In the media we are being told that a currency war is brewing in international markets because China is supporting its currency. We might ask - what are the ramifications of this?
In this blog however I want to focus on what is not said.
The yen is too high because over the last decade it has not engaged in the currency debasement that the USA and EU have...this has meant its currency has been resilient despite its weak local economy. It has also been supported by a current account surplus, however that benefit has declined in recent years, so that the surplus is all but gone. I would argue that this posturing against China's strong yuan is nothing more than a justification for the 'quantitative easing' which is about to follow. That has nothing to do with China, but everything to do with the poor economic management of Japan.

You might wonder why these countries keep blaming each other. The intent is to give the appearance that they are out there acting in your interests. They are not. Its all a 'serve-serving' show to make the international political debate look like a battlefield. These countries have never been more alligned in their desire to expropriate more wealth from you.
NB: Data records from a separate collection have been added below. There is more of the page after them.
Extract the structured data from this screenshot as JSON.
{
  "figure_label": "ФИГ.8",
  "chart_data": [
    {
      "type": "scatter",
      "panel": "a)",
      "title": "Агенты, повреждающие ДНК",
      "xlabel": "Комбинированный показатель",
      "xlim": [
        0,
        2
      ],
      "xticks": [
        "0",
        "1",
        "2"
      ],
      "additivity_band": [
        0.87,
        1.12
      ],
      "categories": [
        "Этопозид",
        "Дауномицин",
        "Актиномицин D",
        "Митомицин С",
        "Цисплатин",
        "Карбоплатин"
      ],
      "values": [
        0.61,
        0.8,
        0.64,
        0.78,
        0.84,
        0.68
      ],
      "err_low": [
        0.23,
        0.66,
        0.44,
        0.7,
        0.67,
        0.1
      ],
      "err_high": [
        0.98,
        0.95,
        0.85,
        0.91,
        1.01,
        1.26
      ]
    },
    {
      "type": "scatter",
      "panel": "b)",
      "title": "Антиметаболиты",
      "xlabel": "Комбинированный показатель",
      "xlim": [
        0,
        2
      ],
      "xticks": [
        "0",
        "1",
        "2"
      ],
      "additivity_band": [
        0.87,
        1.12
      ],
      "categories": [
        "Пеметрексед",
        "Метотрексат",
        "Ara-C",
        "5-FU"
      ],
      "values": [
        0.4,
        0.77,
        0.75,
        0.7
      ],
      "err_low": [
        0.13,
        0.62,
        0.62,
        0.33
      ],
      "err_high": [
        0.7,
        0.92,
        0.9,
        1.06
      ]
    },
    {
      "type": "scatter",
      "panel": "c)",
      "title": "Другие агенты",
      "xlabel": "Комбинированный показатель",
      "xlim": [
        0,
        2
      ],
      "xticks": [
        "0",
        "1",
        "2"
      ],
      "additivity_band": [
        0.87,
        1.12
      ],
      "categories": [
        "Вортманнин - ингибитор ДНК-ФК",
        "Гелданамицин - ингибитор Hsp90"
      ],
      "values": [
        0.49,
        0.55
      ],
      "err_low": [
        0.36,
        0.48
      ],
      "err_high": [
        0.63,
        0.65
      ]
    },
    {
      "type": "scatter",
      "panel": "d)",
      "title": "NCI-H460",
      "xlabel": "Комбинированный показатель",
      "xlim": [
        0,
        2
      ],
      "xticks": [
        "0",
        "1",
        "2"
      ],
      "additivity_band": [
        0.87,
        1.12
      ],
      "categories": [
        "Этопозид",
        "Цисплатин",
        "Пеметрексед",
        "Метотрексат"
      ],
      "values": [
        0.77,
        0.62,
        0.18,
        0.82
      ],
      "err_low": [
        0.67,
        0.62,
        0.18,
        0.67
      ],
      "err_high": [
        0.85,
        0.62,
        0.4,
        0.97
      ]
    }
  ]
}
Did the Chinese government object when the Australian government placed a resource rent tax on had done the same to its miners in the year previously.

You are not going to see the debasement of the USD for the most part because Europe and Japan will be debasing their currencies at the same time. The only strong currencies will be the commodity currencies. So expect an economic miracle in these countries. The reality however is that whilst people will look at commodity prices and say these countries are benefiting from high commodity prices. The reality is that commodity prices have not risen in real terms, so much as the USD in which they are denominated in as collapsed in value. We can show this by looking at the impact of commodity prices in Australian dollars - a hard currency. Hard by virtue of its monetary discipline. No one can match the capacity of the USA to debase its currency...since its debt is denominated in USDs. Of course the US will have to change its posture if debtor nations like China and the Middle East give pause to buying US bonds. It will be forced to raise rates, taxes. There is in fact no need for a new currency....just a rationalisation.
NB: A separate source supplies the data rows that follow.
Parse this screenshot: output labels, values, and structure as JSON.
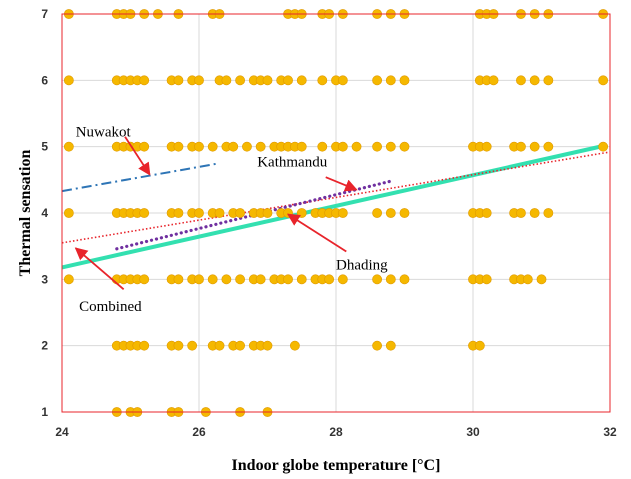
{
  "chart_data": {
    "type": "scatter",
    "xlabel": "Indoor globe temperature [°C]",
    "ylabel": "Thermal sensation",
    "xlim": [
      24,
      32
    ],
    "ylim": [
      1,
      7
    ],
    "xticks": [
      24,
      26,
      28,
      30,
      32
    ],
    "yticks": [
      1,
      2,
      3,
      4,
      5,
      6,
      7
    ],
    "grid": true,
    "legend": "none",
    "colors": {
      "points": "#F5B800",
      "point_edge": "#E09A00",
      "frame": "#E8242B",
      "grid": "#D9D9D9",
      "combined": "#E8242B",
      "kathmandu": "#7030A0",
      "nuwakot": "#2E75B6",
      "dhading": "#33E0B0",
      "arrow": "#E8242B"
    },
    "points": [
      {
        "x": 24.1,
        "y": 7
      },
      {
        "x": 24.8,
        "y": 7
      },
      {
        "x": 24.9,
        "y": 7
      },
      {
        "x": 25.0,
        "y": 7
      },
      {
        "x": 25.2,
        "y": 7
      },
      {
        "x": 25.4,
        "y": 7
      },
      {
        "x": 25.7,
        "y": 7
      },
      {
        "x": 26.2,
        "y": 7
      },
      {
        "x": 26.3,
        "y": 7
      },
      {
        "x": 27.3,
        "y": 7
      },
      {
        "x": 27.4,
        "y": 7
      },
      {
        "x": 27.5,
        "y": 7
      },
      {
        "x": 27.8,
        "y": 7
      },
      {
        "x": 27.9,
        "y": 7
      },
      {
        "x": 28.1,
        "y": 7
      },
      {
        "x": 28.6,
        "y": 7
      },
      {
        "x": 28.8,
        "y": 7
      },
      {
        "x": 29.0,
        "y": 7
      },
      {
        "x": 30.1,
        "y": 7
      },
      {
        "x": 30.2,
        "y": 7
      },
      {
        "x": 30.3,
        "y": 7
      },
      {
        "x": 30.7,
        "y": 7
      },
      {
        "x": 30.9,
        "y": 7
      },
      {
        "x": 31.1,
        "y": 7
      },
      {
        "x": 31.9,
        "y": 7
      },
      {
        "x": 24.1,
        "y": 6
      },
      {
        "x": 24.8,
        "y": 6
      },
      {
        "x": 24.9,
        "y": 6
      },
      {
        "x": 25.0,
        "y": 6
      },
      {
        "x": 25.1,
        "y": 6
      },
      {
        "x": 25.2,
        "y": 6
      },
      {
        "x": 25.6,
        "y": 6
      },
      {
        "x": 25.7,
        "y": 6
      },
      {
        "x": 25.9,
        "y": 6
      },
      {
        "x": 26.0,
        "y": 6
      },
      {
        "x": 26.3,
        "y": 6
      },
      {
        "x": 26.4,
        "y": 6
      },
      {
        "x": 26.6,
        "y": 6
      },
      {
        "x": 26.8,
        "y": 6
      },
      {
        "x": 26.9,
        "y": 6
      },
      {
        "x": 27.0,
        "y": 6
      },
      {
        "x": 27.2,
        "y": 6
      },
      {
        "x": 27.3,
        "y": 6
      },
      {
        "x": 27.5,
        "y": 6
      },
      {
        "x": 27.8,
        "y": 6
      },
      {
        "x": 28.0,
        "y": 6
      },
      {
        "x": 28.1,
        "y": 6
      },
      {
        "x": 28.6,
        "y": 6
      },
      {
        "x": 28.8,
        "y": 6
      },
      {
        "x": 29.0,
        "y": 6
      },
      {
        "x": 30.1,
        "y": 6
      },
      {
        "x": 30.2,
        "y": 6
      },
      {
        "x": 30.3,
        "y": 6
      },
      {
        "x": 30.7,
        "y": 6
      },
      {
        "x": 30.9,
        "y": 6
      },
      {
        "x": 31.1,
        "y": 6
      },
      {
        "x": 31.9,
        "y": 6
      },
      {
        "x": 24.1,
        "y": 5
      },
      {
        "x": 24.8,
        "y": 5
      },
      {
        "x": 24.9,
        "y": 5
      },
      {
        "x": 25.0,
        "y": 5
      },
      {
        "x": 25.1,
        "y": 5
      },
      {
        "x": 25.2,
        "y": 5
      },
      {
        "x": 25.6,
        "y": 5
      },
      {
        "x": 25.7,
        "y": 5
      },
      {
        "x": 25.9,
        "y": 5
      },
      {
        "x": 26.0,
        "y": 5
      },
      {
        "x": 26.2,
        "y": 5
      },
      {
        "x": 26.4,
        "y": 5
      },
      {
        "x": 26.5,
        "y": 5
      },
      {
        "x": 26.7,
        "y": 5
      },
      {
        "x": 26.9,
        "y": 5
      },
      {
        "x": 27.1,
        "y": 5
      },
      {
        "x": 27.2,
        "y": 5
      },
      {
        "x": 27.3,
        "y": 5
      },
      {
        "x": 27.4,
        "y": 5
      },
      {
        "x": 27.5,
        "y": 5
      },
      {
        "x": 27.8,
        "y": 5
      },
      {
        "x": 28.0,
        "y": 5
      },
      {
        "x": 28.1,
        "y": 5
      },
      {
        "x": 28.3,
        "y": 5
      },
      {
        "x": 28.6,
        "y": 5
      },
      {
        "x": 28.8,
        "y": 5
      },
      {
        "x": 29.0,
        "y": 5
      },
      {
        "x": 30.0,
        "y": 5
      },
      {
        "x": 30.1,
        "y": 5
      },
      {
        "x": 30.2,
        "y": 5
      },
      {
        "x": 30.6,
        "y": 5
      },
      {
        "x": 30.7,
        "y": 5
      },
      {
        "x": 30.9,
        "y": 5
      },
      {
        "x": 31.1,
        "y": 5
      },
      {
        "x": 31.9,
        "y": 5
      },
      {
        "x": 24.1,
        "y": 4
      },
      {
        "x": 24.8,
        "y": 4
      },
      {
        "x": 24.9,
        "y": 4
      },
      {
        "x": 25.0,
        "y": 4
      },
      {
        "x": 25.1,
        "y": 4
      },
      {
        "x": 25.2,
        "y": 4
      },
      {
        "x": 25.6,
        "y": 4
      },
      {
        "x": 25.7,
        "y": 4
      },
      {
        "x": 25.9,
        "y": 4
      },
      {
        "x": 26.0,
        "y": 4
      },
      {
        "x": 26.2,
        "y": 4
      },
      {
        "x": 26.3,
        "y": 4
      },
      {
        "x": 26.5,
        "y": 4
      },
      {
        "x": 26.6,
        "y": 4
      },
      {
        "x": 26.8,
        "y": 4
      },
      {
        "x": 26.9,
        "y": 4
      },
      {
        "x": 27.0,
        "y": 4
      },
      {
        "x": 27.2,
        "y": 4
      },
      {
        "x": 27.3,
        "y": 4
      },
      {
        "x": 27.5,
        "y": 4
      },
      {
        "x": 27.7,
        "y": 4
      },
      {
        "x": 27.8,
        "y": 4
      },
      {
        "x": 27.9,
        "y": 4
      },
      {
        "x": 28.0,
        "y": 4
      },
      {
        "x": 28.1,
        "y": 4
      },
      {
        "x": 28.6,
        "y": 4
      },
      {
        "x": 28.8,
        "y": 4
      },
      {
        "x": 29.0,
        "y": 4
      },
      {
        "x": 30.0,
        "y": 4
      },
      {
        "x": 30.1,
        "y": 4
      },
      {
        "x": 30.2,
        "y": 4
      },
      {
        "x": 30.6,
        "y": 4
      },
      {
        "x": 30.7,
        "y": 4
      },
      {
        "x": 30.9,
        "y": 4
      },
      {
        "x": 31.1,
        "y": 4
      },
      {
        "x": 24.1,
        "y": 3
      },
      {
        "x": 24.8,
        "y": 3
      },
      {
        "x": 24.9,
        "y": 3
      },
      {
        "x": 25.0,
        "y": 3
      },
      {
        "x": 25.1,
        "y": 3
      },
      {
        "x": 25.2,
        "y": 3
      },
      {
        "x": 25.6,
        "y": 3
      },
      {
        "x": 25.7,
        "y": 3
      },
      {
        "x": 25.9,
        "y": 3
      },
      {
        "x": 26.0,
        "y": 3
      },
      {
        "x": 26.2,
        "y": 3
      },
      {
        "x": 26.4,
        "y": 3
      },
      {
        "x": 26.6,
        "y": 3
      },
      {
        "x": 26.8,
        "y": 3
      },
      {
        "x": 26.9,
        "y": 3
      },
      {
        "x": 27.1,
        "y": 3
      },
      {
        "x": 27.2,
        "y": 3
      },
      {
        "x": 27.3,
        "y": 3
      },
      {
        "x": 27.5,
        "y": 3
      },
      {
        "x": 27.7,
        "y": 3
      },
      {
        "x": 27.8,
        "y": 3
      },
      {
        "x": 27.9,
        "y": 3
      },
      {
        "x": 28.1,
        "y": 3
      },
      {
        "x": 28.6,
        "y": 3
      },
      {
        "x": 28.8,
        "y": 3
      },
      {
        "x": 29.0,
        "y": 3
      },
      {
        "x": 30.0,
        "y": 3
      },
      {
        "x": 30.1,
        "y": 3
      },
      {
        "x": 30.2,
        "y": 3
      },
      {
        "x": 30.6,
        "y": 3
      },
      {
        "x": 30.7,
        "y": 3
      },
      {
        "x": 30.8,
        "y": 3
      },
      {
        "x": 31.0,
        "y": 3
      },
      {
        "x": 24.8,
        "y": 2
      },
      {
        "x": 24.9,
        "y": 2
      },
      {
        "x": 25.0,
        "y": 2
      },
      {
        "x": 25.1,
        "y": 2
      },
      {
        "x": 25.2,
        "y": 2
      },
      {
        "x": 25.6,
        "y": 2
      },
      {
        "x": 25.7,
        "y": 2
      },
      {
        "x": 25.9,
        "y": 2
      },
      {
        "x": 26.2,
        "y": 2
      },
      {
        "x": 26.3,
        "y": 2
      },
      {
        "x": 26.5,
        "y": 2
      },
      {
        "x": 26.6,
        "y": 2
      },
      {
        "x": 26.8,
        "y": 2
      },
      {
        "x": 26.9,
        "y": 2
      },
      {
        "x": 27.0,
        "y": 2
      },
      {
        "x": 27.4,
        "y": 2
      },
      {
        "x": 28.6,
        "y": 2
      },
      {
        "x": 28.8,
        "y": 2
      },
      {
        "x": 30.0,
        "y": 2
      },
      {
        "x": 30.1,
        "y": 2
      },
      {
        "x": 24.8,
        "y": 1
      },
      {
        "x": 25.0,
        "y": 1
      },
      {
        "x": 25.1,
        "y": 1
      },
      {
        "x": 25.6,
        "y": 1
      },
      {
        "x": 25.7,
        "y": 1
      },
      {
        "x": 26.1,
        "y": 1
      },
      {
        "x": 26.6,
        "y": 1
      },
      {
        "x": 27.0,
        "y": 1
      }
    ],
    "lines": [
      {
        "name": "Combined",
        "style": "dotted",
        "x": [
          24.0,
          32.0
        ],
        "y": [
          3.55,
          4.92
        ]
      },
      {
        "name": "Kathmandu",
        "style": "dotted-heavy",
        "x": [
          24.8,
          28.8
        ],
        "y": [
          3.46,
          4.48
        ]
      },
      {
        "name": "Nuwakot",
        "style": "dash-dot",
        "x": [
          24.0,
          26.3
        ],
        "y": [
          4.33,
          4.75
        ]
      },
      {
        "name": "Dhading",
        "style": "solid-thick",
        "x": [
          24.0,
          31.9
        ],
        "y": [
          3.18,
          5.01
        ]
      }
    ],
    "annotations": [
      {
        "text": "Nuwakot",
        "x": 24.2,
        "y": 5.15,
        "arrow_from": [
          24.92,
          5.15
        ],
        "arrow_to": [
          25.28,
          4.58
        ]
      },
      {
        "text": "Kathmandu",
        "x": 26.85,
        "y": 4.7,
        "arrow_from": [
          27.85,
          4.54
        ],
        "arrow_to": [
          28.3,
          4.35
        ]
      },
      {
        "text": "Dhading",
        "x": 28.0,
        "y": 3.15,
        "arrow_from": [
          28.15,
          3.42
        ],
        "arrow_to": [
          27.3,
          3.98
        ]
      },
      {
        "text": "Combined",
        "x": 24.25,
        "y": 2.52,
        "arrow_from": [
          24.9,
          2.85
        ],
        "arrow_to": [
          24.2,
          3.47
        ]
      }
    ]
  }
}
This is the era of moral relativism. A consequence of that value system is economic relativism, and that means in this context, currency relativism. i.e. If you don't see it, it does not exist. So its ok to have a debasing currency, as long as no one sees the problems associated with it. What will happen? Countries like Australia which have a hard currency will be forced to debase by either:
1. Engaging in quantitative easing
2. Increasing debt spending, i.e. Long term infrastructure projects which will make no returns in the short term.
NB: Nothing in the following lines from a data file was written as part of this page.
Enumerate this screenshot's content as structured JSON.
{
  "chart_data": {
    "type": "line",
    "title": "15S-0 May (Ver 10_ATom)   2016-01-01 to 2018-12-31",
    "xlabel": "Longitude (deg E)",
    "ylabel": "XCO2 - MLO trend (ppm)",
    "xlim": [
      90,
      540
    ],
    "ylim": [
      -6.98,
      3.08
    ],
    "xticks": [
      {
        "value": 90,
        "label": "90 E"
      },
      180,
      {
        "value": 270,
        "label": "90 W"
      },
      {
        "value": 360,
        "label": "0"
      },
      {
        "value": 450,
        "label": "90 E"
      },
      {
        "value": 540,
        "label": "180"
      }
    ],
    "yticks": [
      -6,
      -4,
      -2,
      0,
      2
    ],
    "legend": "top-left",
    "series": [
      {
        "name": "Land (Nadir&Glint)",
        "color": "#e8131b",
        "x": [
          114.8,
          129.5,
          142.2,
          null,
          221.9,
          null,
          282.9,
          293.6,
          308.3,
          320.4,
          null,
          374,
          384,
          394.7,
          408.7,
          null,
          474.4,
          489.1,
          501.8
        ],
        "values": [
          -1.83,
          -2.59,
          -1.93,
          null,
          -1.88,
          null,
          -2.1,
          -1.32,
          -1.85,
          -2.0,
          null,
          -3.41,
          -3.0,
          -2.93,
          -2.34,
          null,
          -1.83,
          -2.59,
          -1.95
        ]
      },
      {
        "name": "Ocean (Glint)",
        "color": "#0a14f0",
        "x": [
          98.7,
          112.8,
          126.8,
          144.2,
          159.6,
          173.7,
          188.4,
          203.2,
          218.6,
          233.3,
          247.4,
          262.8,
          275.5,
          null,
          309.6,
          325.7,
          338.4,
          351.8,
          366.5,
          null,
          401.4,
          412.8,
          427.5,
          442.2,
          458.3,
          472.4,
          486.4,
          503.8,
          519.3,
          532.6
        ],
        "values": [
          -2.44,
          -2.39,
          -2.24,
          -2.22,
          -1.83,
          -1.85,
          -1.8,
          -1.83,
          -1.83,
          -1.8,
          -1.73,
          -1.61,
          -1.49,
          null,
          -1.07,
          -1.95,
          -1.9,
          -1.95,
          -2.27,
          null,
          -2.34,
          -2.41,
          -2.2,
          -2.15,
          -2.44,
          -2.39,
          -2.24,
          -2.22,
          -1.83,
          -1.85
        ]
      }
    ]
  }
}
See how it is. It is about sabotaging your economy, as by inefficiently making your economy as inefficient as possible, you can keep your currency competitive and your people happy. The reality is that only countries like China, which imports, processes and exports is immune from the effects of this economic relativism....and that will remain true as long as the country has a surplus of labour. Give it about 15-20 years before it is forced to adjust. In the meantime, Australia will be forced to debase its economy. We will have a welfare state as big as European stages in future. Don't say you were not warned. It will all be done in the name of the 'common good', so you won't see it coming. Of course they use different words these days. Even since '1984' was published the words have changes in each decade. Today its 'global competitiveness' and 'quantitative easing'....tomorrow it will be 'lifestyle preservation' and 'harmonic adjustments'. Well they are my suggestions.

So back to Japan. Does it have any alternative but to engage in 'quantitative easing'? Not unless it is prepared to raise its taxes, raise interest rates or reform the economy, or cut spending. But the government is not prepared to significantly do any of that because that would cause 'disharmony'. So its national delusion and currency debasement....which places it in tune with the global imperative. The excuse is that Japan's currency is too strong. The reality is that Japan needs to fund its debt by debasing its currency. By printing money to repay debts.